I was amused by this one liner but worried that the notification may be stuck down, but Justice Sawant said: “Yesss..next ….” The argument had only to be stated to be rejected, as we can see, caste is alive and kicking, only its discriminatory aspects have been addressed in the Constitution in the abolition of untouchability in Article 17 and yet untouchability is alive and kicking all around us.
There are many other judgments with which Justice Sawant is credited, including the Airwaves judgment (1995) in which Justice Sawant held that the airwaves or frequencies are a public property and the right to impart and receive information is a species of the Right to Freedom of Speech and Expression guaranteed by Article 19 (1)(a) of the Constitution.

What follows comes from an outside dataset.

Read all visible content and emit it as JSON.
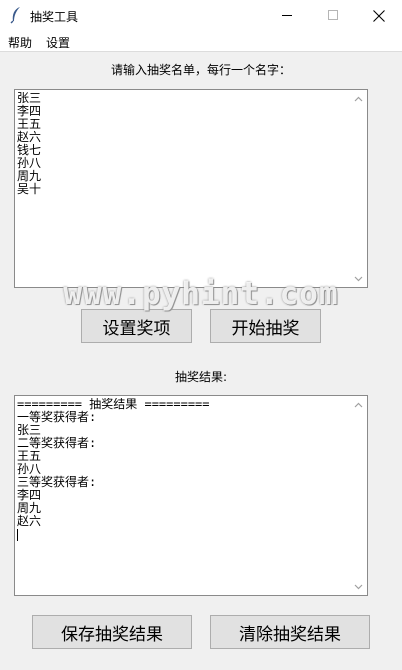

In yet another landmark case known as S. R. Bommai versus Union of India, Justice Sawant in his judgment held secularism as part of the basic structure of the Constitution. In this case, a nine-judge bench held that the President’s decision to impose Presidential Rule in a state is subject to judicial review.

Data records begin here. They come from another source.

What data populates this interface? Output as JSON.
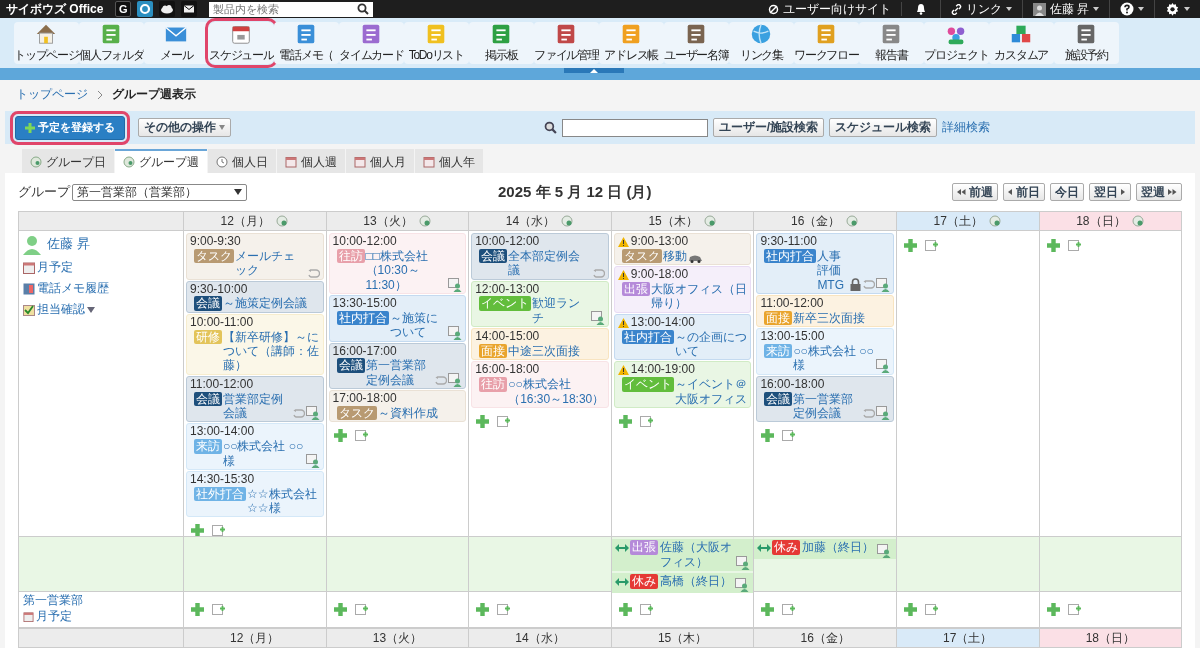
{
  "topbar": {
    "logo": "サイボウズ Office",
    "quick_link": "G",
    "search": {
      "placeholder": "製品内を検索"
    },
    "site_link": "ユーザー向けサイト",
    "link_menu": "リンク",
    "user": "佐藤 昇"
  },
  "apps": [
    {
      "label": "トップページ",
      "selected": false
    },
    {
      "label": "個人フォルダ",
      "selected": false
    },
    {
      "label": "メール",
      "selected": false
    },
    {
      "label": "スケジュール",
      "selected": true
    },
    {
      "label": "電話メモ（",
      "selected": false
    },
    {
      "label": "タイムカード",
      "selected": false
    },
    {
      "label": "ToDoリスト",
      "selected": false
    },
    {
      "label": "掲示板",
      "selected": false
    },
    {
      "label": "ファイル管理",
      "selected": false
    },
    {
      "label": "アドレス帳",
      "selected": false
    },
    {
      "label": "ユーザー名簿",
      "selected": false
    },
    {
      "label": "リンク集",
      "selected": false
    },
    {
      "label": "ワークフロー",
      "selected": false
    },
    {
      "label": "報告書",
      "selected": false
    },
    {
      "label": "プロジェクト",
      "selected": false
    },
    {
      "label": "カスタムア",
      "selected": false
    },
    {
      "label": "施設予約",
      "selected": false
    }
  ],
  "breadcrumb": [
    "トップページ",
    "グループ週表示"
  ],
  "toolbar": {
    "add_button": "予定を登録する",
    "other_actions": "その他の操作",
    "buttons": [
      "ユーザー/施設検索",
      "スケジュール検索"
    ],
    "detail_link": "詳細検索"
  },
  "tabs": [
    {
      "label": "グループ日",
      "selected": false
    },
    {
      "label": "グループ週",
      "selected": true
    },
    {
      "label": "個人日",
      "selected": false
    },
    {
      "label": "個人週",
      "selected": false
    },
    {
      "label": "個人月",
      "selected": false
    },
    {
      "label": "個人年",
      "selected": false
    }
  ],
  "calendar": {
    "group_label": "グループ",
    "group_select": "第一営業部（営業部）",
    "title": "2025 年 5 月 12 日 (月)",
    "nav": [
      {
        "label": "前週",
        "kind": "rewind"
      },
      {
        "label": "前日",
        "kind": "back"
      },
      {
        "label": "今日",
        "kind": "none"
      },
      {
        "label": "翌日",
        "kind": "forward"
      },
      {
        "label": "翌週",
        "kind": "fastforward"
      }
    ],
    "member": {
      "name": "佐藤 昇",
      "links": [
        "月予定",
        "電話メモ履歴",
        "担当確認"
      ]
    },
    "days": [
      {
        "label": "12（月）",
        "kind": "weekday",
        "events": [
          {
            "time": "9:00-9:30",
            "warning": false,
            "tag": {
              "label": "タスク",
              "color": "#b89a72"
            },
            "title": "メールチェック",
            "repeat": true,
            "attendees": false,
            "lock": false,
            "vehicle": false
          },
          {
            "time": "9:30-10:00",
            "warning": false,
            "tag": {
              "label": "会議",
              "color": "#1d4f7c"
            },
            "title": "～施策定例会議",
            "repeat": false,
            "attendees": false,
            "lock": false,
            "vehicle": false
          },
          {
            "time": "10:00-11:00",
            "warning": false,
            "tag": {
              "label": "研修",
              "color": "#e3c45a"
            },
            "title": "【新卒研修】～について（講師：佐藤）",
            "repeat": false,
            "attendees": false,
            "lock": false,
            "vehicle": false
          },
          {
            "time": "11:00-12:00",
            "warning": false,
            "tag": {
              "label": "会議",
              "color": "#1d4f7c"
            },
            "title": "営業部定例会議",
            "repeat": true,
            "attendees": true,
            "lock": false,
            "vehicle": false
          },
          {
            "time": "13:00-14:00",
            "warning": false,
            "tag": {
              "label": "来訪",
              "color": "#6fb3e6"
            },
            "title": "○○株式会社 ○○様",
            "repeat": false,
            "attendees": true,
            "lock": false,
            "vehicle": false
          },
          {
            "time": "14:30-15:30",
            "warning": false,
            "tag": {
              "label": "社外打合",
              "color": "#6fb3e6"
            },
            "title": "☆☆株式会社☆☆様",
            "repeat": false,
            "attendees": false,
            "lock": false,
            "vehicle": false
          }
        ]
      },
      {
        "label": "13（火）",
        "kind": "weekday",
        "events": [
          {
            "time": "10:00-12:00",
            "warning": false,
            "tag": {
              "label": "往訪",
              "color": "#e8a0aa"
            },
            "title": "□□株式会社（10:30～11:30）",
            "repeat": false,
            "attendees": true,
            "lock": false,
            "vehicle": false
          },
          {
            "time": "13:30-15:00",
            "warning": false,
            "tag": {
              "label": "社内打合",
              "color": "#3a84cc"
            },
            "title": "～施策について",
            "repeat": false,
            "attendees": true,
            "lock": false,
            "vehicle": false
          },
          {
            "time": "16:00-17:00",
            "warning": false,
            "tag": {
              "label": "会議",
              "color": "#1d4f7c"
            },
            "title": "第一営業部定例会議",
            "repeat": true,
            "attendees": true,
            "lock": false,
            "vehicle": false
          },
          {
            "time": "17:00-18:00",
            "warning": false,
            "tag": {
              "label": "タスク",
              "color": "#b89a72"
            },
            "title": "～資料作成",
            "repeat": false,
            "attendees": false,
            "lock": false,
            "vehicle": false
          }
        ]
      },
      {
        "label": "14（水）",
        "kind": "weekday",
        "events": [
          {
            "time": "10:00-12:00",
            "warning": false,
            "tag": {
              "label": "会議",
              "color": "#1d4f7c"
            },
            "title": "全本部定例会議",
            "repeat": true,
            "attendees": false,
            "lock": false,
            "vehicle": false
          },
          {
            "time": "12:00-13:00",
            "warning": false,
            "tag": {
              "label": "イベント",
              "color": "#62bd3c"
            },
            "title": "歓迎ランチ",
            "repeat": false,
            "attendees": true,
            "lock": false,
            "vehicle": false
          },
          {
            "time": "14:00-15:00",
            "warning": false,
            "tag": {
              "label": "面接",
              "color": "#e9a42c"
            },
            "title": "中途三次面接",
            "repeat": false,
            "attendees": false,
            "lock": false,
            "vehicle": false
          },
          {
            "time": "16:00-18:00",
            "warning": false,
            "tag": {
              "label": "往訪",
              "color": "#e8a0aa"
            },
            "title": "○○株式会社（16:30～18:30）",
            "repeat": false,
            "attendees": false,
            "lock": false,
            "vehicle": false
          }
        ]
      },
      {
        "label": "15（木）",
        "kind": "weekday",
        "events": [
          {
            "time": "9:00-13:00",
            "warning": true,
            "tag": {
              "label": "タスク",
              "color": "#b89a72"
            },
            "title": "移動",
            "repeat": false,
            "attendees": false,
            "lock": false,
            "vehicle": true
          },
          {
            "time": "9:00-18:00",
            "warning": true,
            "tag": {
              "label": "出張",
              "color": "#b58ad9"
            },
            "title": "大阪オフィス（日帰り）",
            "repeat": false,
            "attendees": false,
            "lock": false,
            "vehicle": false
          },
          {
            "time": "13:00-14:00",
            "warning": true,
            "tag": {
              "label": "社内打合",
              "color": "#3a84cc"
            },
            "title": "～の企画について",
            "repeat": false,
            "attendees": false,
            "lock": false,
            "vehicle": false
          },
          {
            "time": "14:00-19:00",
            "warning": true,
            "tag": {
              "label": "イベント",
              "color": "#62bd3c"
            },
            "title": "～イベント＠大阪オフィス",
            "repeat": false,
            "attendees": false,
            "lock": false,
            "vehicle": false
          }
        ],
        "banners": [
          {
            "tag": {
              "label": "出張",
              "color": "#b58ad9"
            },
            "title": "佐藤（大阪オフィス）"
          },
          {
            "tag": {
              "label": "休み",
              "color": "#e53935"
            },
            "title": "高橋（終日）"
          }
        ]
      },
      {
        "label": "16（金）",
        "kind": "weekday",
        "events": [
          {
            "time": "9:30-11:00",
            "warning": false,
            "tag": {
              "label": "社内打合",
              "color": "#3a84cc"
            },
            "title": "人事評価MTG",
            "repeat": true,
            "attendees": true,
            "lock": true,
            "vehicle": false
          },
          {
            "time": "11:00-12:00",
            "warning": false,
            "tag": {
              "label": "面接",
              "color": "#e9a42c"
            },
            "title": "新卒三次面接",
            "repeat": false,
            "attendees": false,
            "lock": false,
            "vehicle": false
          },
          {
            "time": "13:00-15:00",
            "warning": false,
            "tag": {
              "label": "来訪",
              "color": "#6fb3e6"
            },
            "title": "○○株式会社 ○○様",
            "repeat": false,
            "attendees": true,
            "lock": false,
            "vehicle": false
          },
          {
            "time": "16:00-18:00",
            "warning": false,
            "tag": {
              "label": "会議",
              "color": "#1d4f7c"
            },
            "title": "第一営業部定例会議",
            "repeat": true,
            "attendees": true,
            "lock": false,
            "vehicle": false
          }
        ],
        "banners": [
          {
            "tag": {
              "label": "休み",
              "color": "#e53935"
            },
            "title": "加藤（終日）"
          }
        ]
      },
      {
        "label": "17（土）",
        "kind": "saturday"
      },
      {
        "label": "18（日）",
        "kind": "sunday"
      }
    ],
    "group": {
      "name": "第一営業部",
      "link": "月予定"
    },
    "footer_days": [
      {
        "label": "12（月）",
        "kind": "weekday"
      },
      {
        "label": "13（火）",
        "kind": "weekday"
      },
      {
        "label": "14（水）",
        "kind": "weekday"
      },
      {
        "label": "15（木）",
        "kind": "weekday"
      },
      {
        "label": "16（金）",
        "kind": "weekday"
      },
      {
        "label": "17（土）",
        "kind": "saturday"
      },
      {
        "label": "18（日）",
        "kind": "sunday"
      }
    ]
  }
}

The list of Justice Sawant’s crucial decisions can go on and on.
But judgments do not capture the essence of a person; words are not sufficient to capture a lifetime of work. So I have devised my own way of evaluating judges. I look at their post-retirement life. It’s the litmus test. Do they remain committed to justice after retirement? Or was being a judge nothing more than a paid job?
We have had a tradition in this county of retired judges who have remained committed to justice till the end of their lives. Justice VR Krishna Iyer remained socially active till his last breath.
Justice Sawant belongs to that tradition. He along with the late Justice Krishna Iyer and late Justice Hosbet Suresh held a Citizens Tribunal into the causes and consequences of the pogrom in Gujarat in 2002. In the absence of judicial closure which is still awaited, it remains a definitive document on what happened in those dark times.
Justice Sawant too in his closing years stood by the masses. He was the convener of the Elgar Parishad held on 31st December 2017 and despite the fact that the organisers were accused of being “Urban Naxals” and are being prosecuted under UAPA, he stood by them. It is a matter of shame that the Pune Police came to meet him for an “informal visit” and later claimed that he had given a statement Under Section 161 of the CrPC, something he denied when it was brought to his knowledge.
I know of few retired judges who would stand by those falsely accused of “terrorism” given the climate of victimisation prevailing in the country today.
And so, Justice Krishan Iyer and Justice P B Sawant have shown the way to a post-retirement life of judges - a life that will be remembered with love and affections by the oppressed people and those who support them; maybe he would be called an “andolan jeevi” today, a badge of honour.
He will be missed. It is a pity he did not live to see the conclusive defense of the Bhima Koregaon case.